Since I was a kid, I've been "Spock". A scientist at heart, I grew up on Cosmos and read all of Richard Feynman's books and anything I could find about quantum mechanics or Einstein's theories of relativity. To this day, I offer to take physicists to coffee or breakfast just to pick their brains about the mysteries of reality. And yes, like any true nerd, I write electronic music.


I earned my B.A. in Mathematics at Pomona College, but it wasn’t until my final year at Pomona when the seeds for my lifelong love of data science were planted. My enjoyment of classes like "Mathematical Modeling" and "Probability and Its Applications" provided the first clue that something like data science could be in my future.

Even after working as a software developer, I hadn’t realized the magic of combining programming with math until my former professor Art Benjamin challenged me with a seemingly unsolvable mathematical proof he was working on for his upcoming book “Proofs that Really Count: The Art of Combinatorial Proof.” I didn’t think I could possibly figure out such a difficult problem, but somehow he thought I could bring a unique approach to the problem. It turns out that he was right, as I created a custom computer program that used a kind of Monte Carlo approach to search possible solutions while also allowing the user to nudge the program in the right direction. Before long, I had surprised myself by conquering four problems and was excited to get mentioned in his book.

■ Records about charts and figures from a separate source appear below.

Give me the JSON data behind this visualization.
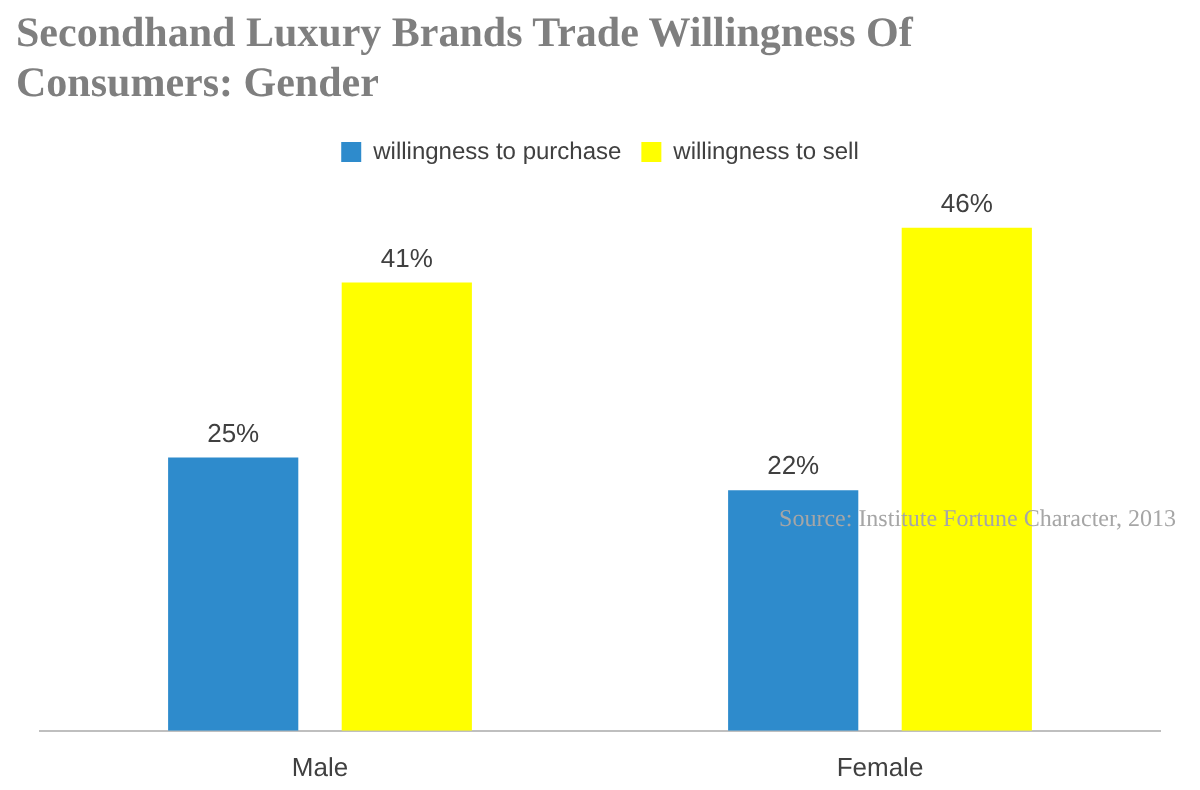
{
  "chart_data": {
    "type": "bar",
    "title": "Secondhand Luxury Brands Trade Willingness Of Consumers: Gender",
    "categories": [
      "Male",
      "Female"
    ],
    "series": [
      {
        "name": "willingness to purchase",
        "color": "#2e8bcc",
        "values": [
          25,
          22
        ],
        "value_labels": [
          "25%",
          "22%"
        ]
      },
      {
        "name": "willingness to sell",
        "color": "#ffff00",
        "values": [
          41,
          46
        ],
        "value_labels": [
          "41%",
          "46%"
        ]
      }
    ],
    "legend": "top",
    "grid": false,
    "annotations": [
      "Source: Institute Fortune Character, 2013"
    ]
  }
}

After this, I was a strategic advisor for the winning entry in the international 2007 AAAI Computer Poker Competition. In an article in the San Bernardino County Sun, Michael Bowling, from University of Alberta’s Computing Science Department, stated “they are going up against top-notch universities that are doing cutting-edge research in this area, so it was very impressive that they were not only competitive, but they won.”

Following 11 years as a software developer, I finally followed my inner data wonk to the Analytics department at Oversee.net. When I interviewed for the job, I didn't know Python or R, or even what a Github Repo was, but I did have a scientific mindset. I showed the interviewer how I had developed a profitable online poker system by downloading hand history and experimenting with a simple strategy and he said "this is perfect". Before long, I was modifying the statistics they used in their A/B testing and managing the testing pipeline. A few years later, I managed Domain Acquisitions and developed predictive models to find profitable domain names in the wild. At our peak, we owned and monetized over a million domain names.


I participated in my grand successes and epic failures during those years and it was there that I truly learned the value of the scientific mindset. After that, I improved my technical skills in UC Berkeley's Master of Information and Data Science program and since graduation, I've been on a mission to spread the message that data science education should be centered around scientific reasoning. The way around the pitfalls of data science is to walk the path of scientists.






The Scientific Mindset

Data doesn't speak for itself; it needs an interpreter.

​​Why is the average age of death for male rappers under 30? Why are the best scoring schools the smallest ones? Are large earthquakes on the rise? Do dead salmon have brain activity when shown photographs? Are the Sophomore Slump and the Sport Illustrated Jinx real or imaginary? Do drugs for relaxation help students score higher on the SAT? Why does punishment seem to work better than reward? Why are movie sequels rarely as good as the originals? These are the types of questions that data scientists should be well positioned to answer, but despite their impressive array of technical skills, many are unable to critically solve problems with data. They were never taught how to be critical thinkers, how to be skeptical and ask questions, or the importance of conducting experiments. They were never taught about the scientific mindset.


The golden rule of science is: do whatever it takes to avoid fooling yourself. Look for explanations that make sense, generate ideas that are falsifiable, design and conduct experiments, and be willing to change your mind. If you can't think of any evidence that, if it were produced, would cause you to change your mind, then you don't care about evidence. Having an idea that can't be proven wrong is not a strength, it's a weakness. 


What putting science into data science allows you to do: 

  • Effectively interpret data and figure out if it's saying what you think it's saying.
  • Evaluate evidence and develop a Spidey Sense that tells you when you're not seeing the whole picture.
  • Identify which features might be useful for making predictions. If you include too many nonsense variables, they'll crowd out the real ones.
  • Run experiments whenever possible. The strongest evidence is evidence that could've gone against you.

 

Businesses call themselves "data driven" and think they know what data is telling them ("up is up"). However, many are not analyzing data in a scientifically rigorous way and are setting themselves up to be duped by data. They p-hack (test repeatedly until it finally backs them up), they HARK (create hypotheses after the results are already known), and they hide their misses while showing their hits (publication bias). My goal is to help train the next generation of data scientists and managers to avoid the pitfalls, by teaching data science in a new way that emphasizes scientific reasoning. Data science works, but only if you work like a scientist.